Please allow me to lock or pin my API-Key to a given model (like chatgpt3.5-turbo only for example)… This way if my API-Key gets hijacked, the attackers can’t quickly run up extreme charges with expensive models to GPT4 and etc. A bonus would be able to limit the context window to only 4k or something… It would be a form of Least privilege, where I could manage to my own implementation.
I have iOS App, and an API gateway with my Open AI API-Keyed call embeded in my own cloud function, and I’ve put in every security measure I can think of (I’ve use AppCheck & etc)… Don’t ask me how, but some-how after months of being solid security wise my API-Key was hacked. My app gives away ChatGPT3.5-turbo usage for free which is only a few bucks a week, but after the attackers got access they were able to rack-up 100s of dollars of ChatGPT4 calls in just a few hours… I do not want any access to ChatGPT4 calls for this API-Key for this free service I’m offering, so if I could disallow this, it would save me some $ when this happens, and probably discourage the hackers from seeing this as such an opportunity… In the meantime yes I’ll rotate my api-keys and look at adding more security measures, but allowing me to more granularly lock down my business cases would make for a much less enticing attack surface for all these a-holes out there that are looking to exploit things. Thanks for your consideration!
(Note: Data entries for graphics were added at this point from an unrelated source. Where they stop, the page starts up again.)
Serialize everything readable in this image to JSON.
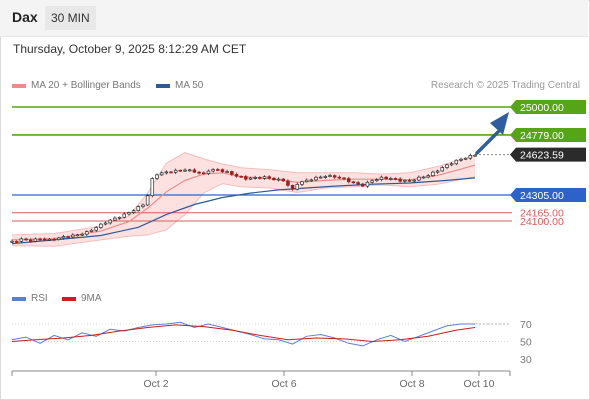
{
  "header": {
    "symbol": "Dax",
    "timeframe": "30 MIN"
  },
  "datetime": "Thursday, October 9, 2025 8:12:29 AM CET",
  "legend": {
    "ma20_label": "MA 20 + Bollinger Bands",
    "ma50_label": "MA 50",
    "rsi_label": "RSI",
    "ma9_label": "9MA"
  },
  "research": "Research © 2025 Trading Central",
  "colors": {
    "green": "#55a516",
    "blue": "#2d63c8",
    "red": "#e05a5a",
    "current": "#2b2b2b",
    "arrow": "#2f5d9e",
    "band": "#fde1e1",
    "candle_up": "#2a2a2a",
    "candle_down": "#9a2020",
    "rsi": "#5a7fd6",
    "ma9": "#d01c1c"
  },
  "chart_data": [
    {
      "type": "candlestick",
      "price_range": [
        23900,
        25050
      ],
      "levels": [
        {
          "value": 25000.0,
          "label": "25000.00",
          "kind": "resistance"
        },
        {
          "value": 24779.0,
          "label": "24779.00",
          "kind": "resistance"
        },
        {
          "value": 24623.59,
          "label": "24623.59",
          "kind": "current"
        },
        {
          "value": 24305.0,
          "label": "24305.00",
          "kind": "support"
        },
        {
          "value": 24165.0,
          "label": "24165.00",
          "kind": "support"
        },
        {
          "value": 24100.0,
          "label": "24100.00",
          "kind": "support"
        }
      ],
      "x_ticks": [
        "Oct 2",
        "Oct 6",
        "Oct 8",
        "Oct 10"
      ],
      "close_path": [
        [
          1,
          23935
        ],
        [
          3,
          23955
        ],
        [
          5,
          23945
        ],
        [
          7,
          23960
        ],
        [
          9,
          23950
        ],
        [
          11,
          23965
        ],
        [
          13,
          23980
        ],
        [
          15,
          23990
        ],
        [
          17,
          24010
        ],
        [
          19,
          24050
        ],
        [
          21,
          24090
        ],
        [
          23,
          24120
        ],
        [
          25,
          24150
        ],
        [
          27,
          24185
        ],
        [
          29,
          24230
        ],
        [
          30,
          24300
        ],
        [
          31,
          24430
        ],
        [
          32,
          24470
        ],
        [
          34,
          24485
        ],
        [
          36,
          24495
        ],
        [
          38,
          24505
        ],
        [
          40,
          24490
        ],
        [
          42,
          24470
        ],
        [
          43,
          24500
        ],
        [
          45,
          24505
        ],
        [
          47,
          24485
        ],
        [
          49,
          24455
        ],
        [
          51,
          24435
        ],
        [
          53,
          24440
        ],
        [
          55,
          24445
        ],
        [
          57,
          24430
        ],
        [
          59,
          24420
        ],
        [
          61,
          24345
        ],
        [
          62,
          24395
        ],
        [
          64,
          24420
        ],
        [
          66,
          24440
        ],
        [
          68,
          24455
        ],
        [
          70,
          24450
        ],
        [
          72,
          24430
        ],
        [
          74,
          24400
        ],
        [
          76,
          24380
        ],
        [
          78,
          24420
        ],
        [
          80,
          24440
        ],
        [
          82,
          24435
        ],
        [
          84,
          24420
        ],
        [
          86,
          24415
        ],
        [
          88,
          24440
        ],
        [
          90,
          24460
        ],
        [
          92,
          24500
        ],
        [
          94,
          24540
        ],
        [
          96,
          24575
        ],
        [
          98,
          24600
        ],
        [
          100,
          24623
        ]
      ],
      "ma20_path": [
        [
          1,
          23950
        ],
        [
          10,
          23960
        ],
        [
          20,
          24020
        ],
        [
          26,
          24095
        ],
        [
          30,
          24200
        ],
        [
          34,
          24330
        ],
        [
          38,
          24420
        ],
        [
          42,
          24470
        ],
        [
          46,
          24480
        ],
        [
          50,
          24450
        ],
        [
          56,
          24435
        ],
        [
          62,
          24405
        ],
        [
          68,
          24420
        ],
        [
          74,
          24430
        ],
        [
          80,
          24430
        ],
        [
          86,
          24425
        ],
        [
          92,
          24460
        ],
        [
          100,
          24540
        ]
      ],
      "ma50_path": [
        [
          1,
          23920
        ],
        [
          10,
          23950
        ],
        [
          20,
          23985
        ],
        [
          28,
          24050
        ],
        [
          34,
          24150
        ],
        [
          40,
          24230
        ],
        [
          46,
          24285
        ],
        [
          52,
          24320
        ],
        [
          58,
          24345
        ],
        [
          64,
          24360
        ],
        [
          70,
          24375
        ],
        [
          78,
          24390
        ],
        [
          86,
          24400
        ],
        [
          94,
          24420
        ],
        [
          100,
          24440
        ]
      ],
      "bb_upper": [
        [
          1,
          23990
        ],
        [
          10,
          24000
        ],
        [
          20,
          24060
        ],
        [
          26,
          24140
        ],
        [
          30,
          24320
        ],
        [
          34,
          24555
        ],
        [
          38,
          24640
        ],
        [
          42,
          24590
        ],
        [
          46,
          24550
        ],
        [
          50,
          24520
        ],
        [
          56,
          24505
        ],
        [
          62,
          24480
        ],
        [
          68,
          24480
        ],
        [
          74,
          24480
        ],
        [
          80,
          24470
        ],
        [
          86,
          24480
        ],
        [
          92,
          24530
        ],
        [
          100,
          24620
        ]
      ],
      "bb_lower": [
        [
          1,
          23905
        ],
        [
          10,
          23900
        ],
        [
          20,
          23950
        ],
        [
          26,
          23980
        ],
        [
          30,
          23990
        ],
        [
          34,
          24030
        ],
        [
          38,
          24150
        ],
        [
          42,
          24320
        ],
        [
          46,
          24395
        ],
        [
          50,
          24370
        ],
        [
          56,
          24360
        ],
        [
          62,
          24325
        ],
        [
          68,
          24360
        ],
        [
          74,
          24370
        ],
        [
          80,
          24385
        ],
        [
          86,
          24370
        ],
        [
          92,
          24390
        ],
        [
          100,
          24450
        ]
      ]
    },
    {
      "type": "line",
      "name": "RSI",
      "ylim": [
        20,
        80
      ],
      "y_ticks": [
        70,
        50,
        30
      ],
      "rsi_path": [
        [
          1,
          52
        ],
        [
          4,
          55
        ],
        [
          7,
          48
        ],
        [
          10,
          57
        ],
        [
          13,
          52
        ],
        [
          16,
          60
        ],
        [
          19,
          56
        ],
        [
          22,
          64
        ],
        [
          25,
          62
        ],
        [
          28,
          66
        ],
        [
          31,
          69
        ],
        [
          34,
          70
        ],
        [
          37,
          72
        ],
        [
          40,
          66
        ],
        [
          43,
          70
        ],
        [
          46,
          66
        ],
        [
          49,
          62
        ],
        [
          52,
          58
        ],
        [
          55,
          53
        ],
        [
          58,
          52
        ],
        [
          61,
          47
        ],
        [
          64,
          56
        ],
        [
          67,
          58
        ],
        [
          70,
          54
        ],
        [
          73,
          48
        ],
        [
          76,
          45
        ],
        [
          79,
          52
        ],
        [
          82,
          57
        ],
        [
          85,
          50
        ],
        [
          88,
          56
        ],
        [
          91,
          62
        ],
        [
          94,
          68
        ],
        [
          97,
          70
        ],
        [
          100,
          70
        ]
      ],
      "ma9_path": [
        [
          1,
          50
        ],
        [
          6,
          52
        ],
        [
          12,
          54
        ],
        [
          18,
          57
        ],
        [
          24,
          62
        ],
        [
          30,
          66
        ],
        [
          36,
          69
        ],
        [
          42,
          67
        ],
        [
          48,
          63
        ],
        [
          54,
          57
        ],
        [
          60,
          52
        ],
        [
          66,
          54
        ],
        [
          72,
          53
        ],
        [
          78,
          50
        ],
        [
          84,
          52
        ],
        [
          90,
          56
        ],
        [
          96,
          63
        ],
        [
          100,
          66
        ]
      ]
    }
  ]
}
Hi, welcome to the community!
Could you roughly block out how how your api key, functions, and openai interaction works? Are you familiar with a sequence diagram?
So you should NEVER embed any API keys directly in code. You’re asking for trouble if you do that. Instead your keys should all be passed in via environment variables at startup. Every major hosting service has a mechanism for securely storing and retrieving API keys. Make sure you’re using that mechanism.
You can also look into the use of .env files which is a common technique for loading private keys in a secure way when running your code locally for testing.
One last tip would be that you need at least two separate API keys. One that you use locally for testing and one that you use in the cloud for your production code. For projects with multiple developers, each engineer needs their own private API key
I was using environment settings for my function. So I’m still not sure how the api-key could’ve leaked; like I said I’ve had the setup securely working for ~4 months or so (and plenty of hackers had tried and failed)… So my request stands: If I could lock my API-Key to a lessor 3.5 model, it would enable me to minimize such damage. Thanks
well one thought here would be: I’m not seeing any mention of Secret Manager | Google Cloud
There could be a bunch of things, like maybe you accidentally commited it to your repo, maybe you’re logging stuff you’re not supposed to, maybe it leaked in any other way, but ultimately it’s your responsibility to secure your API keys. 
I’m not sure but I think there’s been talks of adding more cost control features for organizations, but I could have misheard that. In any case, it probably won’t do what you’re calling for. And I don’t think restricting the API key to 3.5 is gonna solve your issue, because they can just call the 3.5 api 30x as fast to rack up the same costs.
Ultimately I think all this what you’re requesting should be part of your api monetization layer, your gateway. You need to figure out to secure your functions code.